L'ensemble de ce projet représentait une attaque en règle contre le monde du travail. Mais il a entraîné une agitation, assez inhabituelle dans ce pays, qui a perduré de septembre à novembre. Les confédérations syndicales FNV (liée à la social-démocratie), CNV (chrétienne) et MHP (encadrement) ont organisé en septembre diverses manifestations avec la coordination "Tourne la page" qui regroupe de nombreuses associations locales. Ce mouvement a culminé par une manifestation nationale début octobre à Amsterdam, qui a rassemblé 200000 personnes, tandis qu'une grève quasi générale des transports paralysait le pays.
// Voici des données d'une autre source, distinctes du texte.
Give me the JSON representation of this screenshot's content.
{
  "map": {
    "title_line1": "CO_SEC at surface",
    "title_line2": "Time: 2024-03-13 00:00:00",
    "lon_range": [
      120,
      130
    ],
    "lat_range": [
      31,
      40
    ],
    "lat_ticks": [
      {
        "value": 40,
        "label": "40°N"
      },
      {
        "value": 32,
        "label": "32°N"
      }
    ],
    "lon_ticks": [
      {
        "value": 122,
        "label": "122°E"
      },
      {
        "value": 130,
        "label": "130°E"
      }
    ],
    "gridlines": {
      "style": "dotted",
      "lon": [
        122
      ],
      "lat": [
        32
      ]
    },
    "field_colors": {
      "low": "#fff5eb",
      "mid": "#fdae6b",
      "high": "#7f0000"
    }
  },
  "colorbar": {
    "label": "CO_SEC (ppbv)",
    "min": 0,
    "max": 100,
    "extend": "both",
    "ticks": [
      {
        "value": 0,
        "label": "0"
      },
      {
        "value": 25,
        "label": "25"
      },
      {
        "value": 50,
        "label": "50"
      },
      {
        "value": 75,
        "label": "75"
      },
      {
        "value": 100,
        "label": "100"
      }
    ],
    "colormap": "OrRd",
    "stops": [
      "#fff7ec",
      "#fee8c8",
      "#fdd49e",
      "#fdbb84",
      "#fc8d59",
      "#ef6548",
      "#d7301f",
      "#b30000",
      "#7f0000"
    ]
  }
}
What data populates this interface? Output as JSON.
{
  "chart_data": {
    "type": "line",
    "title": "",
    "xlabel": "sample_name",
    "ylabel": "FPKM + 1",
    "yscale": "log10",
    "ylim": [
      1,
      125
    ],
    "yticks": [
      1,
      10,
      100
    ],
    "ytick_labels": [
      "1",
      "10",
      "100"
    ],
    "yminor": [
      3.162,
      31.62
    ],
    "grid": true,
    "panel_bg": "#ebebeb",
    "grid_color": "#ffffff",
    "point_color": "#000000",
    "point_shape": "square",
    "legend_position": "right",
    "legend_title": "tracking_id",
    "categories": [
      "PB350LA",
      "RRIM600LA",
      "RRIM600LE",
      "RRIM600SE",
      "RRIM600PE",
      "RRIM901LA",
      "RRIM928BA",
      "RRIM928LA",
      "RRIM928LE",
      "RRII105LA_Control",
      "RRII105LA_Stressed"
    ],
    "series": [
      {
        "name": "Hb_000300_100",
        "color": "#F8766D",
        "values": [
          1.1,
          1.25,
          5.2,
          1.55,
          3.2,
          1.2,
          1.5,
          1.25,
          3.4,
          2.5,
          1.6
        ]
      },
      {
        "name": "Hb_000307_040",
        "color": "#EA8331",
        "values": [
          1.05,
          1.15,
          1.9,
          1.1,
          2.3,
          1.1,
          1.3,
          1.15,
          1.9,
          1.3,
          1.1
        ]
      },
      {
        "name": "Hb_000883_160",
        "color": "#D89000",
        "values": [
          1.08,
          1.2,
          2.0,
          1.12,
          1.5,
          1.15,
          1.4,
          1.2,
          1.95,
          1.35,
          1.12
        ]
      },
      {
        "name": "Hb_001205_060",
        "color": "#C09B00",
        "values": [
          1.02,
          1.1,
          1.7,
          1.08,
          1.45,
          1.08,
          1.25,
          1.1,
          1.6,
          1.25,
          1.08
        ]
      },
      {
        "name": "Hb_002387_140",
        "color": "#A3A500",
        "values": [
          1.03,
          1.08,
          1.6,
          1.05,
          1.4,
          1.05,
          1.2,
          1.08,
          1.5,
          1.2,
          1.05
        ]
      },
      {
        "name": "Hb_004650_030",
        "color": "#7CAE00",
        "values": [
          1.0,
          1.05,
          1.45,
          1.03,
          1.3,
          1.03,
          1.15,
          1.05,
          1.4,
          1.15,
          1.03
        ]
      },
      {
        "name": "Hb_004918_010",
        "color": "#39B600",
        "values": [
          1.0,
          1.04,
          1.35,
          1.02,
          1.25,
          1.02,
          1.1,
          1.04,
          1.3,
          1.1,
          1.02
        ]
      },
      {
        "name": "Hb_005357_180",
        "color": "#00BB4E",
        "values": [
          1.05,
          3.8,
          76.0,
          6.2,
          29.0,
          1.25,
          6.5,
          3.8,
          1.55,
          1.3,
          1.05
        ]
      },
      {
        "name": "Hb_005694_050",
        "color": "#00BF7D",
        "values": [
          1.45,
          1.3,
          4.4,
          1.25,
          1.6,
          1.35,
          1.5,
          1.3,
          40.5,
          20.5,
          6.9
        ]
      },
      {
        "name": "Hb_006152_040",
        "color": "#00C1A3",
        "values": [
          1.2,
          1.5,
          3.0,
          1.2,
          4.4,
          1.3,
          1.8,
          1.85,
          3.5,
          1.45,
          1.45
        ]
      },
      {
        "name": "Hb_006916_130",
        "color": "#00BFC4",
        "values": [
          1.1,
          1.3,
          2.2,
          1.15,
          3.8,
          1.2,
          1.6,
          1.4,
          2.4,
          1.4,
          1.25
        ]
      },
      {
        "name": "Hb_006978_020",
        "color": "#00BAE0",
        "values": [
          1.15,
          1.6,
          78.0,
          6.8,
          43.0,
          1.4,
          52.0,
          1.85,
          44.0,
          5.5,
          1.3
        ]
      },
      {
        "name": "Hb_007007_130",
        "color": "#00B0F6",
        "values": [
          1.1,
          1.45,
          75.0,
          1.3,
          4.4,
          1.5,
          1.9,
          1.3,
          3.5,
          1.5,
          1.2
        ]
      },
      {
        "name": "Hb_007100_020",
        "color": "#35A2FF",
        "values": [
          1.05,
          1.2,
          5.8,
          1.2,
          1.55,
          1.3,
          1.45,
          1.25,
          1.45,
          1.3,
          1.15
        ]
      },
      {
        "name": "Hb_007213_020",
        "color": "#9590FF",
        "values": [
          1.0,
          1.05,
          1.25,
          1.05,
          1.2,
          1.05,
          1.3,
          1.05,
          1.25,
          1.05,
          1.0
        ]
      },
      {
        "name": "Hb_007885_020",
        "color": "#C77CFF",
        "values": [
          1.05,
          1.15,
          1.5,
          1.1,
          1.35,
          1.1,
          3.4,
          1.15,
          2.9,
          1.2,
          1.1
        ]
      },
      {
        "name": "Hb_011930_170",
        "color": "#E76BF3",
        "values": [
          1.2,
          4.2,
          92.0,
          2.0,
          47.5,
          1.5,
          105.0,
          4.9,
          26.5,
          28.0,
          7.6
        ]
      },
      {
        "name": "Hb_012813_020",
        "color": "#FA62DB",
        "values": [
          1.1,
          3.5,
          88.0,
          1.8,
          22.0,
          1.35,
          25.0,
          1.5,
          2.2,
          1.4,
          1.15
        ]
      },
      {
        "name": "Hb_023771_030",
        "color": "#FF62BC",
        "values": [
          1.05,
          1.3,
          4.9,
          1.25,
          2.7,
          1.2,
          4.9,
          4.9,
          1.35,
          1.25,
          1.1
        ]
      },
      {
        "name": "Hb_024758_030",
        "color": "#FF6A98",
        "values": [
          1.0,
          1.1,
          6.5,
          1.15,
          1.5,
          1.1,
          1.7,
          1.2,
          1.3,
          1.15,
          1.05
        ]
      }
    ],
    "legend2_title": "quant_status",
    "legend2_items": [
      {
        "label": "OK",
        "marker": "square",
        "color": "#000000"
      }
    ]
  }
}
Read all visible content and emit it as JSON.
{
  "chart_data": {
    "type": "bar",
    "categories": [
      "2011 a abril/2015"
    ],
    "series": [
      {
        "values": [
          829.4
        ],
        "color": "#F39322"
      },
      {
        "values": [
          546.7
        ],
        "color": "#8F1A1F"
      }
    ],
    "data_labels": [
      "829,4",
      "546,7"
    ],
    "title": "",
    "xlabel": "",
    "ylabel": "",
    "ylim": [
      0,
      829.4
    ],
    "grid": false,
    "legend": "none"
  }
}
Même encadrée par les syndicats qui souhaitaient circonscrire la mobilisation aux limites qu'ils s'étaient fixées au départ, la classe ouvrière a fait une démonstration de force comme on n'en avait pas vu depuis longtemps. Fin octobre a eu lieu une journée nationale de grève dans la métallurgie, qui a été fortement suivie. De nombreuses autres actions (débrayages, grèves, rassemblements) ont eu lieu dans bien des entreprises. Finalement, des négociations ont eu lieu et le gouvernement est revenu sur un certain nombre de dispositions de son plan. En particulier, la préretraite demeure possible à 60 ans et la réforme des allocations chômage est repoussée à plus tard.
Les dirigeants syndicaux, et en particulier ceux du FNV, ont mobilisé d'autant plus facilement que c'était la droite qui était au pouvoir. Leur objectif était surtout de démontrer au gouvernement qu'il ne pouvait imposer ses mesures unilatéralement sans passer par eux dans le cadre du consensus habituel, et rien ne dit donc qu'à l'avenir ils ne cautionneront pas d'autres attaques. Mais en répondant présent aux appels syndicaux, en prenant parfois l'initiative localement, les travailleurs des Pays-Bas ont montré, dans un pays où ils apparaissent rarement sur le devant de la scène, qu'ils représentent une force considérable.